Nat : il n'avait pas d'argent

Léa : il ne pensait pas à ça quand il te montait dessus n'est ce pas.Nga me nga kom wo kat ? ( n'est ce pas je t'avais dit ?).

Nat : owéé (Oui)

Léa : tu as dit aux parents ?

Nat : non

Léa : tu croyais que c'est en venant voir Sybel que tu pouvais cacher cette grossesse ?

Nat : Non..sniff...sniff

Moi : Euh...Léandre, Léandre c'est là ou il y a un hic...

Léa : quoi encore ?

Moi : tu n'as pas besoin de me crier dessus hein.

Léa : excuses moi chérie

Moi : humm, elle n'est plus enceinte !

Léa : tu as dit qu'il s'agissait de grossesse !

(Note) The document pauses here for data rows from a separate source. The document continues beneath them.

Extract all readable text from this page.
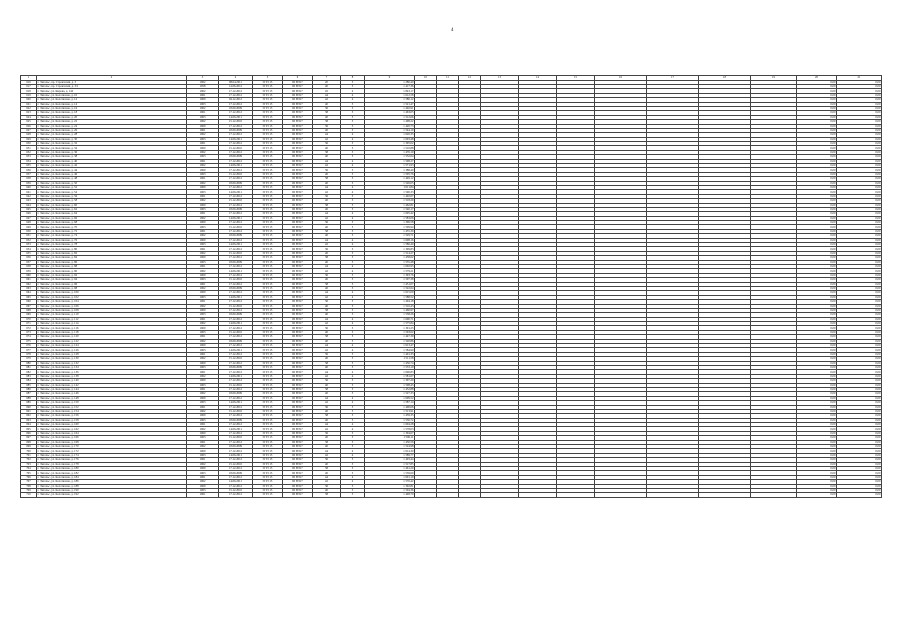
4
1	2	3	4	5	6	7	8	9	10	11	12	13	14	15	16	17	18	19	20	21
616	г. Энгельс, пр. Строителей, д. 3	1962	08.04.2011	П Т3 15	III ВЭ17	20	3	1 286,40											0,00	0,00
617	г. Энгельс, пр. Строителей, д. 3/1	1958	14.06.2012	П Т3 15	III ВЭ17	40	3	1 417,36											0,00	0,00
618	г. Энгельс, ул. Кирова, д. 142	1962	17.12.2012	П Т3 15	III ВЭ17	45	4	1 843,17											0,00	0,00
619	г. Энгельс, ул. Колотилова, д. 10	1961	17.12.2012	П Т3 15	III ВЭ17	44	4	1 612,58											0,00	0,00
620	г. Энгельс, ул. Колотилова, д. 12	1960	04.12.2012	П Т3 15	III ВЭ17	42	4	1 580,12											0,00	0,00
621	г. Энгельс, ул. Колотилова, д. 14	1963	17.12.2012	П Т3 15	III ВЭ17	40	3	1 521,47											0,00	0,00
622	г. Энгельс, ул. Колотилова, д. 16	1962	18.09.2009	П Т3 15	III ВЭ17	36	3	1 402,91											0,00	0,00
623	г. Энгельс, ул. Колотилова, д. 18	1961	17.12.2012	П Т3 15	III ВЭ17	38	3	1 463,05											0,00	0,00
624	г. Энгельс, ул. Колотилова, д. 20	1963	14.06.2011	П Т3 15	III ВЭ17	40	3	1 512,66											0,00	0,00
625	г. Энгельс, ул. Колотилова, д. 22	1962	15.12.2010	П Т3 15	III ВЭ17	38	3	1 498,22											0,00	0,00
626	г. Энгельс, ул. Колотилова, д. 24	1960	17.12.2012	П Т3 15	III ВЭ17	36	3	1 420,73											0,00	0,00
627	г. Энгельс, ул. Колотилова, д. 26	1961	18.09.2009	П Т3 15	III ВЭ17	40	3	1 544,10											0,00	0,00
628	г. Энгельс, ул. Колотилова, д. 28	1962	17.12.2012	П Т3 15	III ВЭ17	44	4	1 620,35											0,00	0,00
629	г. Энгельс, ул. Колотилова, д. 30	1963	14.06.2011	П Т3 15	III ВЭ17	42	4	1 603,48											0,00	0,00
630	г. Энгельс, ул. Колотилова, д. 32	1961	17.12.2012	П Т3 15	III ВЭ17	36	3	1 395,02											0,00	0,00
631	г. Энгельс, ул. Колотилова, д. 34	1960	15.12.2010	П Т3 15	III ВЭ17	40	3	1 510,88											0,00	0,00
632	г. Энгельс, ул. Колотилова, д. 36	1962	17.12.2012	П Т3 15	III ВЭ17	38	3	1 476,19											0,00	0,00
633	г. Энгельс, ул. Колотилова, д. 38	1963	18.09.2009	П Т3 15	III ВЭ17	40	3	1 532,64											0,00	0,00
634	г. Энгельс, ул. Колотилова, д. 40	1961	17.12.2012	П Т3 15	III ВЭ17	44	4	1 598,27											0,00	0,00
635	г. Энгельс, ул. Колотилова, д. 42	1962	14.06.2011	П Т3 15	III ВЭ17	42	4	1 571,93											0,00	0,00
636	г. Энгельс, ул. Колотилова, д. 44	1960	17.12.2012	П Т3 15	III ВЭ17	36	3	1 388,40											0,00	0,00
637	г. Энгельс, ул. Колотилова, д. 46	1963	15.12.2010	П Т3 15	III ВЭ17	40	3	1 505,76											0,00	0,00
638	г. Энгельс, ул. Колотилова, д. 48	1961	17.12.2012	П Т3 15	III ВЭ17	38	3	1 449,12											0,00	0,00
639	г. Энгельс, ул. Колотилова, д. 50	1962	18.09.2009	П Т3 15	III ВЭ17	40	3	1 526,05											0,00	0,00
640	г. Энгельс, ул. Колотилова, д. 52	1960	17.12.2012	П Т3 15	III ВЭ17	44	4	1 611,84											0,00	0,00
641	г. Энгельс, ул. Колотилова, д. 54	1963	14.06.2011	П Т3 15	III ВЭ17	42	4	1 590,33											0,00	0,00
642	г. Энгельс, ул. Колотилова, д. 56	1961	17.12.2012	П Т3 15	III ВЭ17	36	3	1 402,67											0,00	0,00
643	г. Энгельс, ул. Колотилова, д. 58	1962	15.12.2010	П Т3 15	III ВЭ17	40	3	1 518,29											0,00	0,00
644	г. Энгельс, ул. Колотилова, д. 60	1960	17.12.2012	П Т3 15	III ВЭ17	38	3	1 462,81											0,00	0,00
645	г. Энгельс, ул. Колотилова, д. 62	1963	18.09.2009	П Т3 15	III ВЭ17	40	3	1 540,17											0,00	0,00
646	г. Энгельс, ул. Колотилова, д. 64	1961	17.12.2012	П Т3 15	III ВЭ17	44	4	1 605,42											0,00	0,00
647	г. Энгельс, ул. Колотилова, д. 66	1962	14.06.2011	П Т3 15	III ВЭ17	42	4	1 583,06											0,00	0,00
648	г. Энгельс, ул. Колотилова, д. 68	1960	17.12.2012	П Т3 15	III ВЭ17	36	3	1 396,58											0,00	0,00
649	г. Энгельс, ул. Колотилова, д. 70	1963	15.12.2010	П Т3 15	III ВЭ17	40	3	1 509,94											0,00	0,00
650	г. Энгельс, ул. Колотилова, д. 72	1961	17.12.2012	П Т3 15	III ВЭ17	38	3	1 455,30											0,00	0,00
651	г. Энгельс, ул. Колотилова, д. 74	1962	18.09.2009	П Т3 15	III ВЭ17	40	3	1 529,71											0,00	0,00
652	г. Энгельс, ул. Колотилова, д. 76	1960	17.12.2012	П Т3 15	III ВЭ17	44	4	1 608,16											0,00	0,00
653	г. Энгельс, ул. Колотилова, д. 78	1963	14.06.2011	П Т3 15	III ВЭ17	42	4	1 586,49											0,00	0,00
654	г. Энгельс, ул. Колотилова, д. 80	1961	17.12.2012	П Т3 15	III ВЭ17	36	3	1 399,83											0,00	0,00
655	г. Энгельс, ул. Колотилова, д. 82	1962	15.12.2010	П Т3 15	III ВЭ17	40	3	1 514,27											0,00	0,00
656	г. Энгельс, ул. Колотилова, д. 84	1960	17.12.2012	П Т3 15	III ВЭ17	38	3	1 458,62											0,00	0,00
657	г. Энгельс, ул. Колотилова, д. 86	1963	18.09.2009	П Т3 15	III ВЭ17	40	3	1 535,48											0,00	0,00
658	г. Энгельс, ул. Колотилова, д. 88	1961	17.12.2012	П Т3 15	III ВЭ17	44	4	1 602,95											0,00	0,00
659	г. Энгельс, ул. Колотилова, д. 90	1962	14.06.2011	П Т3 15	III ВЭ17	42	4	1 579,21											0,00	0,00
660	г. Энгельс, ул. Колотилова, д. 92	1960	17.12.2012	П Т3 15	III ВЭ17	36	3	1 393,76											0,00	0,00
661	г. Энгельс, ул. Колотилова, д. 94	1963	15.12.2010	П Т3 15	III ВЭ17	40	3	1 507,38											0,00	0,00
662	г. Энгельс, ул. Колотилова, д. 96	1961	17.12.2012	П Т3 15	III ВЭ17	38	3	1 451,07											0,00	0,00
663	г. Энгельс, ул. Колотилова, д. 98	1962	18.09.2009	П Т3 15	III ВЭ17	40	3	1 522,64											0,00	0,00
664	г. Энгельс, ул. Колотилова, д. 100	1960	17.12.2012	П Т3 15	III ВЭ17	44	4	1 615,09											0,00	0,00
665	г. Энгельс, ул. Колотилова, д. 102	1963	14.06.2011	П Т3 15	III ВЭ17	42	4	1 588,52											0,00	0,00
666	г. Энгельс, ул. Колотилова, д. 104	1961	17.12.2012	П Т3 15	III ВЭ17	36	3	1 404,18											0,00	0,00
667	г. Энгельс, ул. Колотилова, д. 106	1962	15.12.2010	П Т3 15	III ВЭ17	40	3	1 516,43											0,00	0,00
668	г. Энгельс, ул. Колотилова, д. 108	1960	17.12.2012	П Т3 15	III ВЭ17	38	3	1 460,97											0,00	0,00
669	г. Энгельс, ул. Колотилова, д. 110	1963	18.09.2009	П Т3 15	III ВЭ17	40	3	1 538,26											0,00	0,00
670	г. Энгельс, ул. Колотилова, д. 112	1961	17.12.2012	П Т3 15	III ВЭ17	44	4	1 600,71											0,00	0,00
671	г. Энгельс, ул. Колотилова, д. 114	1962	14.06.2011	П Т3 15	III ВЭ17	42	4	1 575,84											0,00	0,00
672	г. Энгельс, ул. Колотилова, д. 116	1960	17.12.2012	П Т3 15	III ВЭ17	36	3	1 391,25											0,00	0,00
673	г. Энгельс, ул. Колотилова, д. 118	1963	15.12.2010	П Т3 15	III ВЭ17	40	3	1 503,62											0,00	0,00
674	г. Энгельс, ул. Колотилова, д. 120	1961	17.12.2012	П Т3 15	III ВЭ17	38	3	1 447,39											0,00	0,00
675	г. Энгельс, ул. Колотилова, д. 122	1962	18.09.2009	П Т3 15	III ВЭ17	40	3	1 520,86											0,00	0,00
676	г. Энгельс, ул. Колотилова, д. 124	1960	17.12.2012	П Т3 15	III ВЭ17	44	4	1 613,47											0,00	0,00
677	г. Энгельс, ул. Колотилова, д. 126	1963	14.06.2011	П Т3 15	III ВЭ17	42	4	1 584,90											0,00	0,00
678	г. Энгельс, ул. Колотилова, д. 128	1961	17.12.2012	П Т3 15	III ВЭ17	36	3	1 401,33											0,00	0,00
679	г. Энгельс, ул. Колотилова, д. 130	1962	15.12.2010	П Т3 15	III ВЭ17	40	3	1 511,58											0,00	0,00
680	г. Энгельс, ул. Колотилова, д. 132	1960	17.12.2012	П Т3 15	III ВЭ17	38	3	1 456,74											0,00	0,00
681	г. Энгельс, ул. Колотилова, д. 134	1963	18.09.2009	П Т3 15	III ВЭ17	40	3	1 533,19											0,00	0,00
682	г. Энгельс, ул. Колотилова, д. 136	1961	17.12.2012	П Т3 15	III ВЭ17	44	4	1 606,83											0,00	0,00
683	г. Энгельс, ул. Колотилова, д. 138	1962	14.06.2011	П Т3 15	III ВЭ17	42	4	1 581,67											0,00	0,00
684	г. Энгельс, ул. Колотилова, д. 140	1960	17.12.2012	П Т3 15	III ВЭ17	36	3	1 397,20											0,00	0,00
685	г. Энгельс, ул. Колотилова, д. 142	1963	15.12.2010	П Т3 15	III ВЭ17	40	3	1 508,45											0,00	0,00
686	г. Энгельс, ул. Колотилова, д. 144	1961	17.12.2012	П Т3 15	III ВЭ17	38	3	1 452,88											0,00	0,00
687	г. Энгельс, ул. Колотилова, д. 146	1962	18.09.2009	П Т3 15	III ВЭ17	40	3	1 527,33											0,00	0,00
688	г. Энгельс, ул. Колотилова, д. 148	1960	17.12.2012	П Т3 15	III ВЭ17	44	4	1 609,52											0,00	0,00
689	г. Энгельс, ул. Колотилова, д. 150	1963	14.06.2011	П Т3 15	III ВЭ17	42	4	1 587,14											0,00	0,00
690	г. Энгельс, ул. Колотилова, д. 152	1961	17.12.2012	П Т3 15	III ВЭ17	36	3	1 400,06											0,00	0,00
691	г. Энгельс, ул. Колотилова, д. 154	1962	15.12.2010	П Т3 15	III ВЭ17	40	3	1 513,91											0,00	0,00
692	г. Энгельс, ул. Колотилова, д. 156	1960	17.12.2012	П Т3 15	III ВЭ17	38	3	1 459,35											0,00	0,00
693	г. Энгельс, ул. Колотилова, д. 158	1963	18.09.2009	П Т3 15	III ВЭ17	40	3	1 536,72											0,00	0,00
694	г. Энгельс, ул. Колотилова, д. 160	1961	17.12.2012	П Т3 15	III ВЭ17	44	4	1 604,28											0,00	0,00
695	г. Энгельс, ул. Колотилова, д. 162	1962	14.06.2011	П Т3 15	III ВЭ17	42	4	1 578,03											0,00	0,00
696	г. Энгельс, ул. Колотилова, д. 164	1960	17.12.2012	П Т3 15	III ВЭ17	36	3	1 394,67											0,00	0,00
697	г. Энгельс, ул. Колотилова, д. 166	1963	15.12.2010	П Т3 15	III ВЭ17	40	3	1 506,11											0,00	0,00
698	г. Энгельс, ул. Колотилова, д. 168	1961	17.12.2012	П Т3 15	III ВЭ17	38	3	1 450,56											0,00	0,00
699	г. Энгельс, ул. Колотилова, д. 170	1962	18.09.2009	П Т3 15	III ВЭ17	40	3	1 524,98											0,00	0,00
700	г. Энгельс, ул. Колотилова, д. 172	1960	17.12.2012	П Т3 15	III ВЭ17	44	4	1 614,30											0,00	0,00
701	г. Энгельс, ул. Колотилова, д. 174	1963	14.06.2011	П Т3 15	III ВЭ17	42	4	1 589,77											0,00	0,00
702	г. Энгельс, ул. Колотилова, д. 176	1961	17.12.2012	П Т3 15	III ВЭ17	36	3	1 403,44											0,00	0,00
703	г. Энгельс, ул. Колотилова, д. 178	1962	15.12.2010	П Т3 15	III ВЭ17	40	3	1 517,85											0,00	0,00
704	г. Энгельс, ул. Колотилова, д. 180	1960	17.12.2012	П Т3 15	III ВЭ17	38	3	1 461,29											0,00	0,00
705	г. Энгельс, ул. Колотилова, д. 182	1963	18.09.2009	П Т3 15	III ВЭ17	40	3	1 539,60											0,00	0,00
706	г. Энгельс, ул. Колотилова, д. 184	1961	17.12.2012	П Т3 15	III ВЭ17	44	4	1 601,19											0,00	0,00
707	г. Энгельс, ул. Колотилова, д. 186	1962	14.06.2011	П Т3 15	III ВЭ17	42	4	1 576,42											0,00	0,00
708	г. Энгельс, ул. Колотилова, д. 188	1960	17.12.2012	П Т3 15	III ВЭ17	36	3	1 392,81											0,00	0,00
709	г. Энгельс, ул. Колотилова, д. 190	1963	15.12.2010	П Т3 15	III ВЭ17	40	3	1 504,36											0,00	0,00
710	г. Энгельс, ул. Колотилова, д. 192	1961	17.12.2012	П Т3 15	III ВЭ17	38	3	1 448,70											0,00	0,00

Moi : oui, mais elle-même va t'expliquer.

Nath était entrain de se tordre les mains là, elle cherchait quoi dire. J'ai posé ma main sur les siennes pour lui donner du courage, pour l'exhorter à parler.

Nat : en fait, les sous que tu m'as envoyés vendredi, ont servi au curetage.

Léa :.......................

Moi : Léandre, tu es là ?

Léa :.......................

Moi : chéri ? chéri ?

Léa : oui, je suis là, j'avais besoin d'un peu de temps pour encaisser.

Moi : ok

Léa : tu essaies de me dire que tu as avorté ?

Nat : oui

Léa : ou ?

Nat : dans un dispensaire de quartier

Léa : je n'ai même pas le courage de crier, je réglerais ton cas le week-end prochain, je viendrais même en marchant.

Nath a juste éclaté en sanglots, je la serrais juste dans mes bras pendant que son frère était entrain de tempêter au téléphone.

Léa : tu es irresponsable, tu va avorter, tu ne sais pas que c'est un acte criminel ? Tu ne sais pas que tu as tué un enfant ? Tu as tué une vie ! C'est ça que l'on vous apprnd à la catéchèse ?

Nat :sniff..sniff ...

Léa : réponds moi Nathalie !

Nat : snifff...sniff

Léa : tu me fais honte, tu viens parler des choses comme ça à Sybel, tu n'as pas honte ? Si tu as une infection maintenant et que demain tu ne puisses plus concevoir, tu vas accuser qui ?

Nat :................................................

Léa : si tu mourrais sur cette table là, tu as pensé à la peine que tu nous ferrais ? Tu as pensé à ta famille ?

A ce moment là, je pense à moi. Je pense à ce qui m'était arrivé quelques années plus tôt au moment ou je lui ai annoncé ma grossesse. Ces hommes ont aussi le cœur ? Ils ont aussi des sentiments ? C'est facile de dire à une fille, une femme d'aller se faire avorter. Ils oublient souvent que nous sommes aussi les enfants de quelqu'un, nous sommes aussi le frère et la sœur de quelqu'un d'autre.

Si ce jour là, j'avais pris Léandre au mot, ou serais-je maintenant ? Ou seraient mes parents en ce moment ? Serais-je toujours vivante ?Humm...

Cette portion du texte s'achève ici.